Created attachment 17855 [details]
More dmesg output
Ok, those are follow-up traces from the soft lockup detector code showing that we're stuck trying to revalidate the disk after reading the toc. There are also some ioctls which come from somewhere else so we'll have to enable full debugging output in order to see exactly what happens. Here's a debugging patch, it is pretty big, please recompile with it and send me the whole boot log - the dmesg might not be complete since the debug output is going to be a lot more verbose and overflow the ring buffer so try to copy it from /var/log/syslog or similar, thanks.

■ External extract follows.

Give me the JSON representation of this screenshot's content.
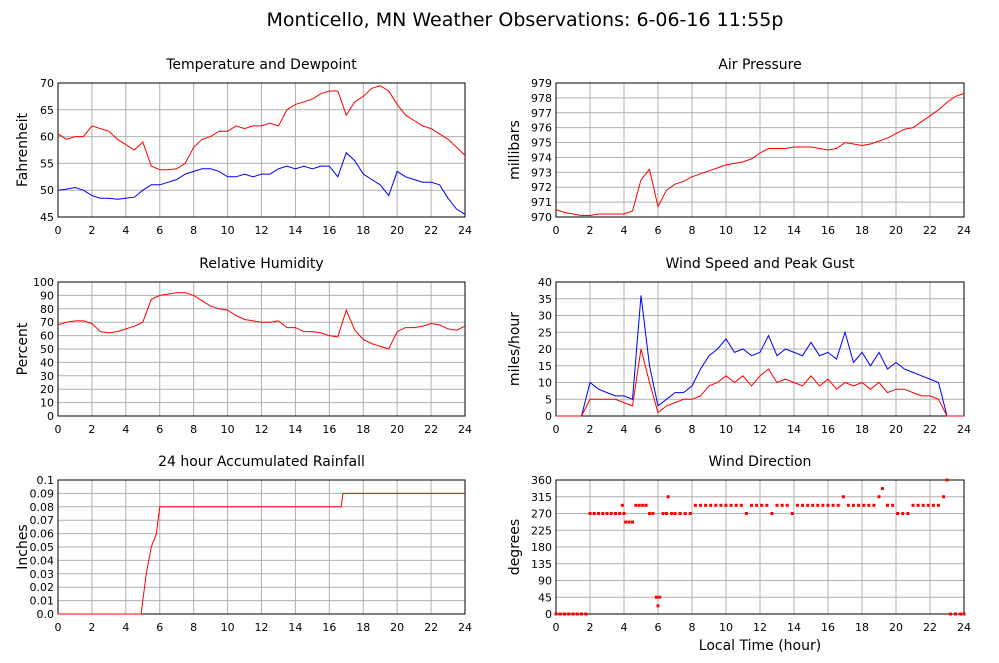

Created attachment 17856 [details]
enable full debugging info
Here it is. Notes:
* This is 2.6.27-rc6, as the patch didn't apply cleanly to 184.108.40.206.
* I've modified the file
which is used in my system to build the initramfs so that "udevadm settle" takes
only 30 seconds instead of the default 180.
Created attachment 17858 [details]
dmesg with full debug patch
Using 2.6.27-rc6, "cat /dev/hdc" produces a kernel panic and kdb is started.
[ Would love to cut and paste but there is no bash anymore ].
you can catch the output with a serial console or a netconsole.
Ok. This is what netconsole was able to catch. It's an oops.
Created attachment 17879 [details]
oops after cat /dev/hdc
Can you now do
objdump -d drivers/ide/ide-cd.o > drivers/ide/ide-cd.dsm
and send me the .s and .dsm files?
Created attachment 17885 [details]
Created attachment 17886 [details]
This is a NULL ptr access in the debugging printk, here's a fix.
Created attachment 17887 [details]
unrelated NULL ptr fix
does the above patch fix the oops you get? I'm still working on the main problem but it looks pretty hairy...
[ Sorry for the delay, the computer is the one I use at work ].
The patch seems to fix the previous oops, but now there is a new one.
Follows netconsole output for this one.
Created attachment 17937 [details]
new oops after cat /dev/hdc
i opened a similar (possibly same) bug on http://bugzilla.kernel.org/show_bug.cgi?id=10216
drivers/ide is now obsolete